August 2003 was already challenging for network administrators. They were busy fending off the Blaster worm, whose payload caused computers to reboot every 60 seconds, so initially they may have reacted positively to news of the Welkin worm. Welkin was a “nematode,” or a “white hat” worm, designed to eradicate Blaster. However, it wore out its welcome quickly—as you’ll learn in this edition of Tech Time Warp.
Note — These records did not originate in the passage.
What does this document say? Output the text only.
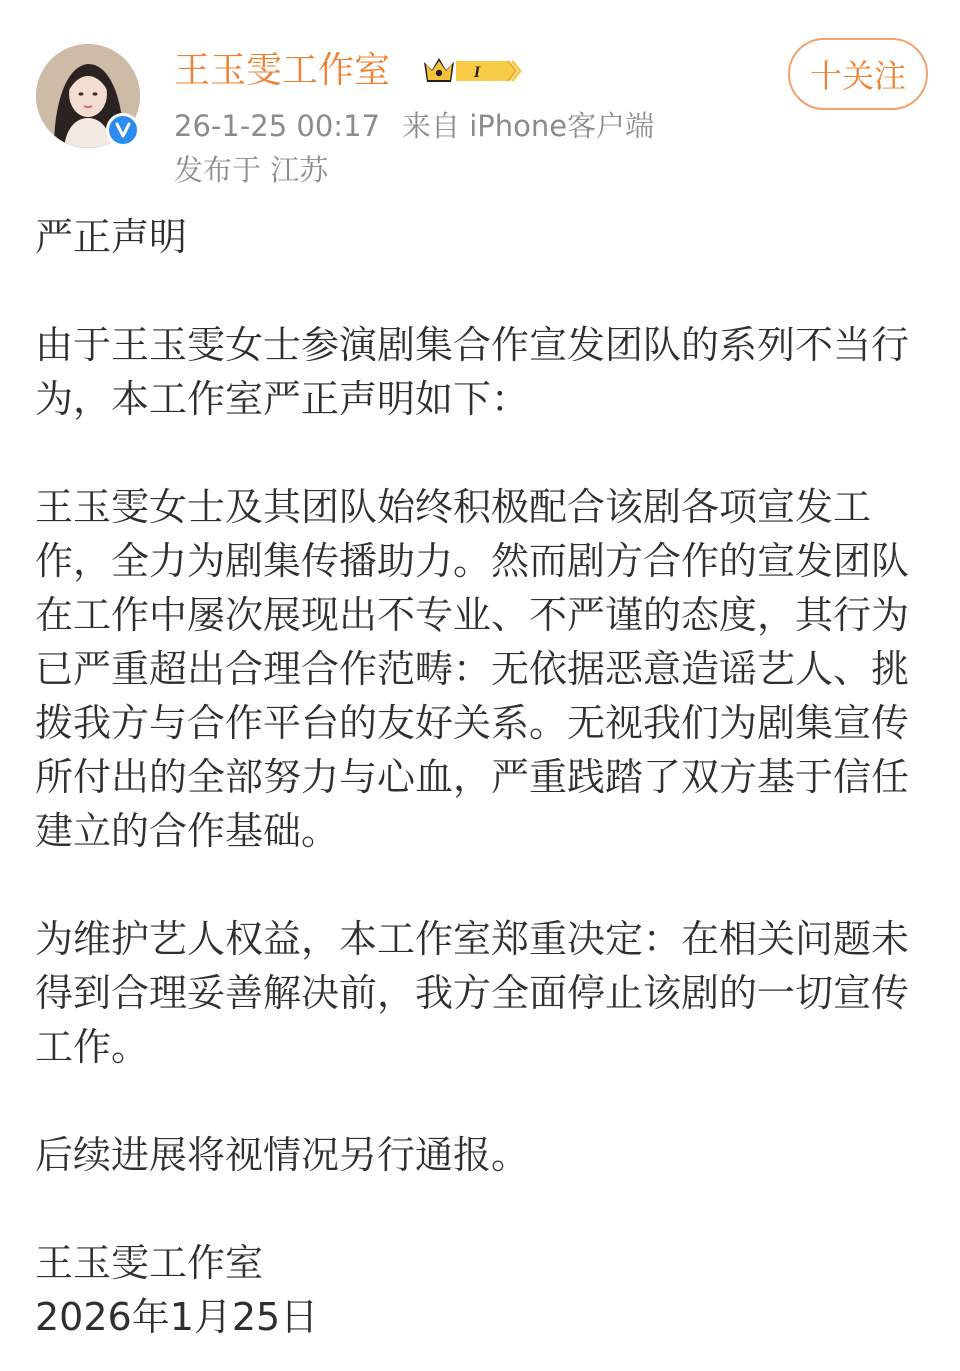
王玉雯工作室	I
26-1-25 00:17 来自 iPhone客户端
发布于 江苏
十关注

严正声明

由于王玉雯女士参演剧集合作宣发团队的系列不当行为，本工作室严正声明如下：

王玉雯女士及其团队始终积极配合该剧各项宣发工作，全力为剧集传播助力。然而剧方合作的宣发团队在工作中屡次展现出不专业、不严谨的态度，其行为已严重超出合理合作范畴：无依据恶意造谣艺人、挑拨我方与合作平台的友好关系。无视我们为剧集宣传所付出的全部努力与心血，严重践踏了双方基于信任建立的合作基础。

为维护艺人权益，本工作室郑重决定：在相关问题未得到合理妥善解决前，我方全面停止该剧的一切宣传工作。

后续进展将视情况另行通报。

王玉雯工作室

2026年1月25日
It infected those computers already stricken with Blaster and running the English, Korean, and Chinese versions of the Windows 2000 and Windows XP operating systems. Once installed on a Blaster-infected machine, Welkin would “exploit” the same Remote Procedure Call (RPC) DCOM vulnerability as Blaster to download a Microsoft security patch. Then, Welkin removed the Blaster worm and scheduled itself to be deleted as of Jan. 1, 2004.
Alas, this nematode had one major problem. It caused a humongous amount of network traffic by using an ICMP echo or PING to search for Blaster-infected machines it could fix—so much traffic, in fact, that it shut down the Navy’s unclassified computer system on Aug. 18, 2003, interrupting email, internet, and server access. Interestingly, the Navy hadn’t even been infected by Blaster. Welkin also disrupted visa processing at the State Department and forced Air Canada to manually check in passengers.